I decided to take a look recently at a list of Yukon porphyry copper and moly deposits and I noted with surprise that the map looked like it had the measles - with spots representing substantial copper and other porphyryies! I mean there were dozens of them! And I mean substantial. If not scores. I think it was closer to scores. And not small either. If I said there were 5 billion tons of porphyries in the Yukon, I would not be exaggerating much.

emr.gov.yk.ca

geology.gov.yk.ca

A geo who was on our board tried to get me to drill a potential porphryry in that area, actually in AK. I turned the idea down, as it looked too hard to finance. I am beginning to think it was a matter of timing. Time to start taking another look at the area, as prolific and 'understudied', if there is such a term. It is time I stopped listening to brokers and put the geo hat back on. The Yukon and its environs is just a place where people need to take another long hard look. And a serious long hard look.

Personally if I were 100 km from the grid, or even far less, I would build windmills, use solar power, and put in zinc air batteries and tractor train the fuel in. Sound crazy? Well you can get windmills made now off the shelf for 3.8 million installed for 3.8 megawatts. Even a large mine installation would only require say 40 megs. That is 15 windmills producing 57 megawatts for 70% power duty cycle. 57 million. A battery/solar cell and chopper system would cost say 5 million for 62 million total cost capex. You may have to add a couple of windmills for the efficiency of the chopper. And to be fair the size of the battery system would have to be substantial. Enough to store about 21 days power, with a Vanadium-ion solution pump preferred. That cost might run to ten million, so perhaps the cost for a 40 meg unit might be closer to 70 million and you could throw in another million for envi studies. Sound pricey? well look at the cost of grid power, often touted as the lower cost option.

Transmission line costs about 1 million a mile so at 62 miles it sounds like break even. But the cost to produce once in place is very low with the wind system so we can take the running cost down to low bucks, perhaps 1/2 a cent a kw. NPV of that is only 12 million for 15 years. So all up wind is 83 million for a really big generator.

It may cost 10 cents a KW for grid power, so 40 megs would be 35 million a year for let's say 15 years. Net present value of that power at 10% interest is 266 million dollars*, plus the cost of t-line installation - we are talking 328 million .. so it is apparent that windmills win out handily over connecting to grid power at 10% interest and for the costs of power at the rates indicated.

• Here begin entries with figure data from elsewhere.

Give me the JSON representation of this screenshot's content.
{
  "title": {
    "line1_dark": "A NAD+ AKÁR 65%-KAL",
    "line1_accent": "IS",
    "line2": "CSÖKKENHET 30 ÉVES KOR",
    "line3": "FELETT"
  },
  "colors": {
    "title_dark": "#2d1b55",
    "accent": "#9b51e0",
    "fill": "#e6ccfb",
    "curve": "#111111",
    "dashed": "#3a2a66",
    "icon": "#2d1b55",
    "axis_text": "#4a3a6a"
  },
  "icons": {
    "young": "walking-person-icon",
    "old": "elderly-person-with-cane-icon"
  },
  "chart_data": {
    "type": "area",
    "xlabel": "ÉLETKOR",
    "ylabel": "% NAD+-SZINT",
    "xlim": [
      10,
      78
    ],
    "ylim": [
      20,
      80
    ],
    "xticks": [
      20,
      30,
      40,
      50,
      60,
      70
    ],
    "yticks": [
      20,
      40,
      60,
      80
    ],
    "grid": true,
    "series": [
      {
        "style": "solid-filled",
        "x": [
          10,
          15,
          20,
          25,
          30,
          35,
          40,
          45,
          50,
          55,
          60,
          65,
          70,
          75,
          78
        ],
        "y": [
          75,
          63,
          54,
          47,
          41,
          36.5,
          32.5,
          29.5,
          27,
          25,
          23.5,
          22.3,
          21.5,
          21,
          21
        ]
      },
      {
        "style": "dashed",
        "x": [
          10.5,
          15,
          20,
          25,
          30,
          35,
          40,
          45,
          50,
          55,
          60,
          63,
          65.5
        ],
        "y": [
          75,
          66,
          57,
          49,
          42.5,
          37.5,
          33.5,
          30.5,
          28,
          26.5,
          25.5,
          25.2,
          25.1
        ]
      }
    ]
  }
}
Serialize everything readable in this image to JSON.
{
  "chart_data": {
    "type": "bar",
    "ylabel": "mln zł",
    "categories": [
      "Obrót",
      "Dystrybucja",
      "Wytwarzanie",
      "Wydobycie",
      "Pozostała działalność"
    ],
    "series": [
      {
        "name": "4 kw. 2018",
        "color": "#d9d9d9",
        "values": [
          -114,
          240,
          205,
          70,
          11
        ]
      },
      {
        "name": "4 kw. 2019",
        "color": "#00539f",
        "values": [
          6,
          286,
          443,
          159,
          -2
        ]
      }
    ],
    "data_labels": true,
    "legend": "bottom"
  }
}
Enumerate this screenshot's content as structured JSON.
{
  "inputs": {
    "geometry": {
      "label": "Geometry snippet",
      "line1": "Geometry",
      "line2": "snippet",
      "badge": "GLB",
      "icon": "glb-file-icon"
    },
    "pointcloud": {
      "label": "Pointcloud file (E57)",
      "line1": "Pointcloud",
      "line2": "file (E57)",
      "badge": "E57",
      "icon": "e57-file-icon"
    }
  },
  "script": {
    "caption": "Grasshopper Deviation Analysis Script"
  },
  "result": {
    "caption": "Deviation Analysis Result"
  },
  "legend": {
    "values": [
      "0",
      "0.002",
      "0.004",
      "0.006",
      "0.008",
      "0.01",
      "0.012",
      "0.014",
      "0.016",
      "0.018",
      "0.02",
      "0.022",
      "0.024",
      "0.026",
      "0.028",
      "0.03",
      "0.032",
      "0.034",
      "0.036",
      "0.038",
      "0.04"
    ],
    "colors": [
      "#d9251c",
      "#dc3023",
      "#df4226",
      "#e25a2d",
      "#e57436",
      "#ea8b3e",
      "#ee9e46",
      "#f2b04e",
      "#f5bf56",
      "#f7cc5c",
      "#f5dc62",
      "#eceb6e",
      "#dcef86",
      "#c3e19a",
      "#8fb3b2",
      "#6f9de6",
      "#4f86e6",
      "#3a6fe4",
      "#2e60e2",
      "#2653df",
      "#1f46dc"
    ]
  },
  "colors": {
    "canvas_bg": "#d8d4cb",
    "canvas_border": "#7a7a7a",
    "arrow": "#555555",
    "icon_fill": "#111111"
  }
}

* NPV = annual * (1-(1/((1+i)^n))/i)

At 6 cents a KW and $500,000 a mile it's no picnic for a 40 meg installation. It's still 159 million NPV for the power and 30 million for the Capex for the t-line. 189 million at 10 percent discount rate.

This is not surprising, as literature indicates that wind power can be generated for about 3 cents a kw, whereas I don't know a jurisdiction anywhere that can deliver grid power for anywhere near that figure.